Okay, thanks Drew. So we will sum it all up. Thank you very much for calling in and listening and participating in the Q3 2013 results discussion. Just to refresh, where we’ve had a fantastic 2012, 2013 is going great so far. And I think we are really just getting into a position now to transform TAG again and hopefully our share price will reflect that.

I think what we can honestly say is, we do execute, we have done everything that we have said, we will do. We have invested in infrastructure when needed. Our drilling programs going really well or minimizing dilution. We are financially strong with growing cash flow. We have got continuous drilling on our shallow program. We are moving into the deeper program with Cardiff, Heatseeker and Hellfire and of course, we have got our first well coming in the East Coast where we are targeting our resource play, of that we’ve had independent assessments on 10% of our land base estimating about 12 billion barrels of oil in place there.

Our big challenge I guess is with these wells and maybe Drew can comment real quickly on this in terms of what our desired output is from those wells, but essentially it’s we know the oils there, the kitchen is working, it’s how fast we can we get it out and Drew maybe just to end the call, can you maybe just touch upon what we are looking to compensate the initial two well?

Drew Cadenhead

Initial wells are going to be – they are going to be vertical wells and just about vertical wells, they are going to be stress test, now we are going to cut some core and the zones where we are going to dig, the zones are thick, the source-rock zone is up to 600 meters thick. They are really proof of concept wells, what we would like to see is well, if we see good looking zones on core and on logs where we well the logs, will case the wells, we will proof them, we will have float test and see if we can get to move hydrocarbons in as we have said to many before.

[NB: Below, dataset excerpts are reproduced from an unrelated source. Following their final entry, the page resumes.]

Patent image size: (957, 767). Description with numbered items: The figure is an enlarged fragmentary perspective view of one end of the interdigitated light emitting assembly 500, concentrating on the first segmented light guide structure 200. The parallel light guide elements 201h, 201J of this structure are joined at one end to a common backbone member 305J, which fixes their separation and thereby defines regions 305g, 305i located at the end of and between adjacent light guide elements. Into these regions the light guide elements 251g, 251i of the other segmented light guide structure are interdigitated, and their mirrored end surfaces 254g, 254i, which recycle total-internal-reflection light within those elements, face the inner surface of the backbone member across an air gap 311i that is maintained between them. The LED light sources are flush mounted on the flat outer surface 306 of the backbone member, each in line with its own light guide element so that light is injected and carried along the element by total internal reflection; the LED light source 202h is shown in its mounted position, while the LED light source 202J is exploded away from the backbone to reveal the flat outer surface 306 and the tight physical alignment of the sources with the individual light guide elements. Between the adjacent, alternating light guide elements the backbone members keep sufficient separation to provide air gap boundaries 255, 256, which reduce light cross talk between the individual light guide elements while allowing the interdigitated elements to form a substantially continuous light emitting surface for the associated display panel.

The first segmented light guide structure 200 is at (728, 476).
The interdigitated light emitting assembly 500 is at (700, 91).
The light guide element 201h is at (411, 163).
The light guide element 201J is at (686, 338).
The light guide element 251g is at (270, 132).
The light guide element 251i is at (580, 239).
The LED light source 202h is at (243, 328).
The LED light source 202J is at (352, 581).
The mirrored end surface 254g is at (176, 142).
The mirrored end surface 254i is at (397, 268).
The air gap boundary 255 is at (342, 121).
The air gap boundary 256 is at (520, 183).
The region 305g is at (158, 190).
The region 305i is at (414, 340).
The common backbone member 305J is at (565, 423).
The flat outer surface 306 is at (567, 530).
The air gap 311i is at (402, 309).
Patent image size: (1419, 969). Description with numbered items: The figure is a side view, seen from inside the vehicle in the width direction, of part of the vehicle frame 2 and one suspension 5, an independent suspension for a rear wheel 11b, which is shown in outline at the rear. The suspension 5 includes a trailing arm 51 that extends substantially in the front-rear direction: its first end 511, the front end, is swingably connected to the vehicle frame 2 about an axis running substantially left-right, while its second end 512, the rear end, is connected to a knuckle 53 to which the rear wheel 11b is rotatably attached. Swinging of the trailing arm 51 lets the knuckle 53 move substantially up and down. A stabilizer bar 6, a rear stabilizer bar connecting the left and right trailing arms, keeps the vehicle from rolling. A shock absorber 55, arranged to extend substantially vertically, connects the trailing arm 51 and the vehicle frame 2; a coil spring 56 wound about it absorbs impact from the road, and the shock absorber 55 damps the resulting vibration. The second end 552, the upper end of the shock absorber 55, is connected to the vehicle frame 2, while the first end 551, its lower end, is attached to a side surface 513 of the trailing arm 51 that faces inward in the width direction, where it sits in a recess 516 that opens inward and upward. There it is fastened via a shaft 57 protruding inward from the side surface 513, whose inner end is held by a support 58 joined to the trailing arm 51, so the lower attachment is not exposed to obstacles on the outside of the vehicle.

The zones tend to be naturally fractured to start with, there is nice light oil, thunder high pressure. We may well see some significant move along in these initial wells, if not we will certainly move to stimulate these wells in the future. It’s not part of the original plan for our conceding process over there, but we will move to that. So really the proof of concept wells, if we can show more of a hydrocarbons oil moving into our well bores, not from these source rocks we’re going to be on our way.

Garth A. Johnson

Okay, thanks Drew. That’s it for the call. If anyone has any questions, please feel free to give us call or e-mail at info@tagoil.com. Thank you.


Thank you very much. This concludes today’s conference. Thank you for your participation. You may now disconnect and have a good day.